On May 23, Senate Majority Leader Republican Mitch McConnell of Kentucky asserted that the GOP-majority Congress would view President Donald Trump's budget as merely a suggestion and craft their own budget plan, The Hill reports.
"We'll be taking into account what the president is recommending, but it will not be determinative in every respect," McConnell said on Capitol Hill. "I didn't engage in a ringing endorsement of President [George W.] Bush's budgets either."
Republican Sen. John McCain of Arizona, noting his dissatisfaction with the proposed budget's increases for defense spending, described the administration's proposal "dead on arrival."
Meanwhile, McConnell noted that any budget deal passed by Congress would require input from Democrat lawmakers, who would unanimously oppose the majority of the Trump budget's proposed cuts, The Washington Post reports.
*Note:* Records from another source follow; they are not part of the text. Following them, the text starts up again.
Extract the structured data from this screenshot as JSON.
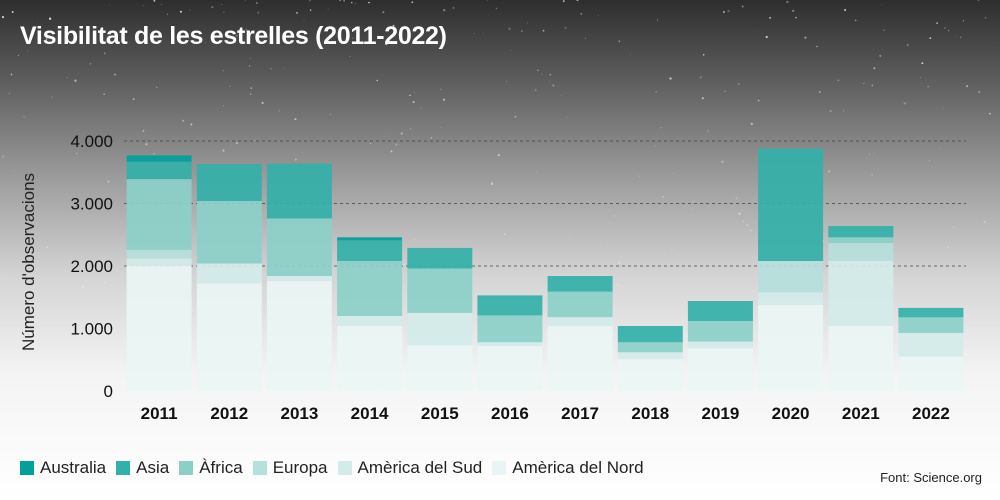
{
  "title": "Visibilitat de les estrelles (2011-2022)",
  "source": "Font: Science.org",
  "chart_data": {
    "type": "bar",
    "stacked": true,
    "ylabel": "Número d'observacions",
    "xlabel": "",
    "ylim": [
      0,
      4000
    ],
    "yticks": [
      0,
      1000,
      2000,
      3000,
      4000
    ],
    "ytick_labels": [
      "0",
      "1.000",
      "2.000",
      "3.000",
      "4.000"
    ],
    "grid_lines_at": [
      2000,
      3000,
      4000
    ],
    "legend_position": "bottom",
    "categories": [
      "2011",
      "2012",
      "2013",
      "2014",
      "2015",
      "2016",
      "2017",
      "2018",
      "2019",
      "2020",
      "2021",
      "2022"
    ],
    "series": [
      {
        "name": "Amèrica del Nord",
        "color": "#e9f5f4",
        "values": [
          2000,
          1720,
          1760,
          1040,
          730,
          720,
          1040,
          510,
          680,
          1380,
          1040,
          550
        ]
      },
      {
        "name": "Amèrica del Sud",
        "color": "#d3ecea",
        "values": [
          120,
          320,
          80,
          160,
          520,
          60,
          140,
          110,
          110,
          200,
          1040,
          380
        ]
      },
      {
        "name": "Europa",
        "color": "#b5e0dc",
        "values": [
          140,
          0,
          0,
          0,
          0,
          0,
          0,
          0,
          0,
          500,
          290,
          0
        ]
      },
      {
        "name": "Àfrica",
        "color": "#8ccfc9",
        "values": [
          1130,
          1000,
          920,
          880,
          710,
          430,
          410,
          160,
          330,
          0,
          90,
          250
        ]
      },
      {
        "name": "Asia",
        "color": "#33b0a8",
        "values": [
          280,
          590,
          880,
          330,
          330,
          320,
          250,
          260,
          320,
          1800,
          180,
          150
        ]
      },
      {
        "name": "Australia",
        "color": "#00a19a",
        "values": [
          100,
          0,
          0,
          50,
          0,
          0,
          0,
          0,
          0,
          0,
          0,
          0
        ]
      }
    ],
    "legend_order": [
      "Australia",
      "Asia",
      "Àfrica",
      "Europa",
      "Amèrica del Sud",
      "Amèrica del Nord"
    ]
  }
}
"We'll have to negotiate the top line with Senate Democrats, we know that," McConnell said. "They will not be irrelevant in the process, and at some point, here in the near future, those discussions will begin."
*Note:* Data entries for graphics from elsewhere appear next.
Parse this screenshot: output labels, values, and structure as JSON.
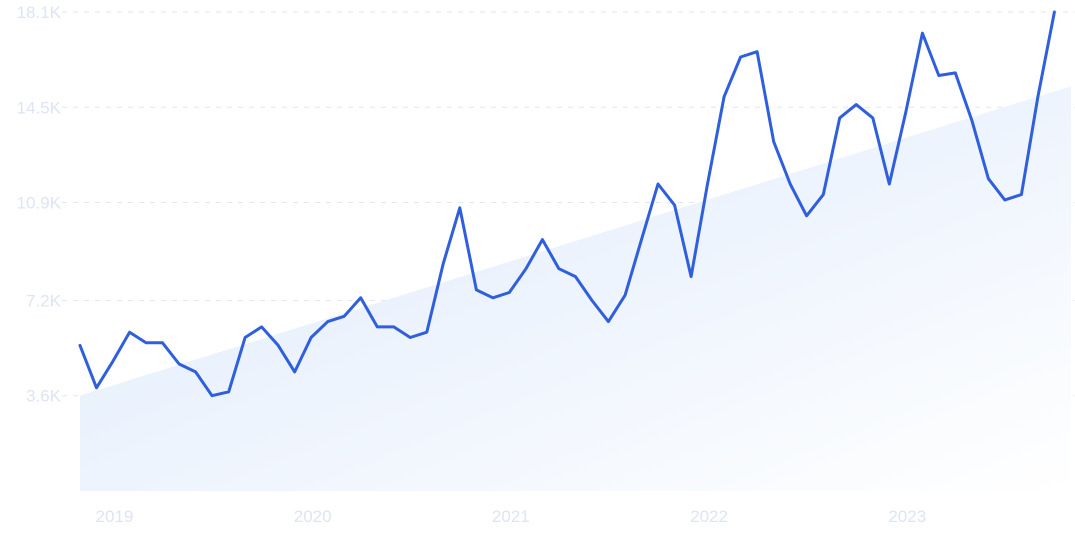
{
  "chart_data": {
    "type": "line",
    "title": "",
    "xlabel": "",
    "ylabel": "",
    "y_tick_labels": [
      "3.6K",
      "7.2K",
      "10.9K",
      "14.5K",
      "18.1K"
    ],
    "y_tick_values": [
      3600,
      7200,
      10900,
      14500,
      18100
    ],
    "x_tick_labels": [
      "2019",
      "2020",
      "2021",
      "2022",
      "2023"
    ],
    "x_tick_values": [
      2019.0,
      2020.0,
      2021.0,
      2022.0,
      2023.0
    ],
    "xlim": [
      2018.917,
      2023.917
    ],
    "ylim": [
      0,
      18100
    ],
    "grid": true,
    "series": [
      {
        "values": [
          [
            2018.917,
            5500
          ],
          [
            2019.0,
            3900
          ],
          [
            2019.083,
            4900
          ],
          [
            2019.167,
            6000
          ],
          [
            2019.25,
            5600
          ],
          [
            2019.333,
            5600
          ],
          [
            2019.417,
            4800
          ],
          [
            2019.5,
            4500
          ],
          [
            2019.583,
            3600
          ],
          [
            2019.667,
            3750
          ],
          [
            2019.75,
            5800
          ],
          [
            2019.833,
            6200
          ],
          [
            2019.917,
            5500
          ],
          [
            2020.0,
            4500
          ],
          [
            2020.083,
            5800
          ],
          [
            2020.167,
            6400
          ],
          [
            2020.25,
            6600
          ],
          [
            2020.333,
            7300
          ],
          [
            2020.417,
            6200
          ],
          [
            2020.5,
            6200
          ],
          [
            2020.583,
            5800
          ],
          [
            2020.667,
            6000
          ],
          [
            2020.75,
            8600
          ],
          [
            2020.833,
            10700
          ],
          [
            2020.917,
            7600
          ],
          [
            2021.0,
            7300
          ],
          [
            2021.083,
            7500
          ],
          [
            2021.167,
            8400
          ],
          [
            2021.25,
            9500
          ],
          [
            2021.333,
            8400
          ],
          [
            2021.417,
            8100
          ],
          [
            2021.5,
            7200
          ],
          [
            2021.583,
            6400
          ],
          [
            2021.667,
            7400
          ],
          [
            2021.75,
            9500
          ],
          [
            2021.833,
            11600
          ],
          [
            2021.917,
            10800
          ],
          [
            2022.0,
            8100
          ],
          [
            2022.083,
            11600
          ],
          [
            2022.167,
            14900
          ],
          [
            2022.25,
            16400
          ],
          [
            2022.333,
            16600
          ],
          [
            2022.417,
            13200
          ],
          [
            2022.5,
            11600
          ],
          [
            2022.583,
            10400
          ],
          [
            2022.667,
            11200
          ],
          [
            2022.75,
            14100
          ],
          [
            2022.833,
            14600
          ],
          [
            2022.917,
            14100
          ],
          [
            2023.0,
            11600
          ],
          [
            2023.083,
            14300
          ],
          [
            2023.167,
            17300
          ],
          [
            2023.25,
            15700
          ],
          [
            2023.333,
            15800
          ],
          [
            2023.417,
            14000
          ],
          [
            2023.5,
            11800
          ],
          [
            2023.583,
            11000
          ],
          [
            2023.667,
            11200
          ],
          [
            2023.75,
            14900
          ],
          [
            2023.833,
            18100
          ]
        ]
      }
    ],
    "trend": {
      "start": [
        2018.917,
        3600
      ],
      "end": [
        2023.833,
        15100
      ]
    },
    "colors": {
      "line": "#2f5fdc",
      "grid": "#e1e6f2",
      "tick_label": "#dde4f5",
      "trend_fill_strong": "#dce9fb",
      "trend_fill_light": "#ffffff"
    }
  }
}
"This is kind of the game," Republican Sen. John Cornyn of Texas said of negotiating with the Democrats. "We know the president's budget won't pass as proposed."
Steve Ellis, vice president of the nonpartisan non-profit Taxpayers for Common Sense, noted that history is littered with White House budget plans that were never incorporated into congressional spending deals.
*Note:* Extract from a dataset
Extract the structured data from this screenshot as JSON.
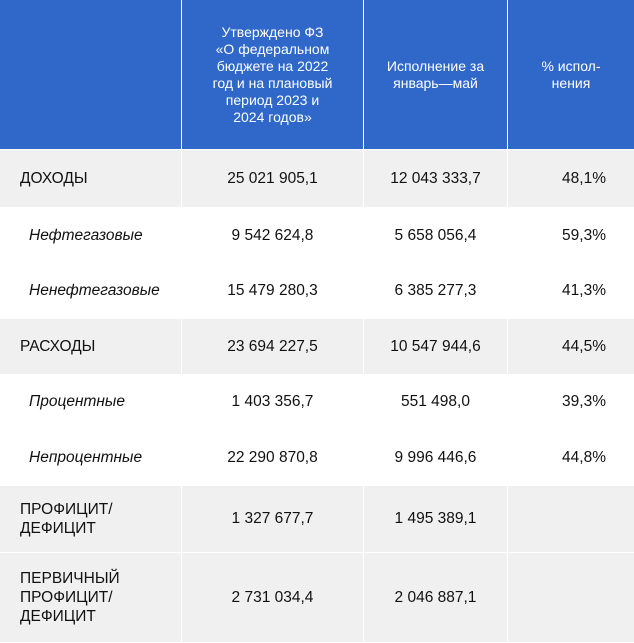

"It's true of any president's budget that somebody on the Hill is going to say, 'It's dead on arrival,'" Ellis told USA Today. "And with the cuts envisioned and changes to entitlement programs, this one may be deader than most."
On May 23, Senate Minority Leader Democrat Chuck Schumer of New York asserted that the Trump budget would betray many of the president's voters.
"The irony of the Trump budget is that it hurts many of the people who supported him most in the campaign," Schumer said on the Senate floor. "That’s the great irony of the budget. When you add it all up, the Trump budget is a comic book villain-bad budget."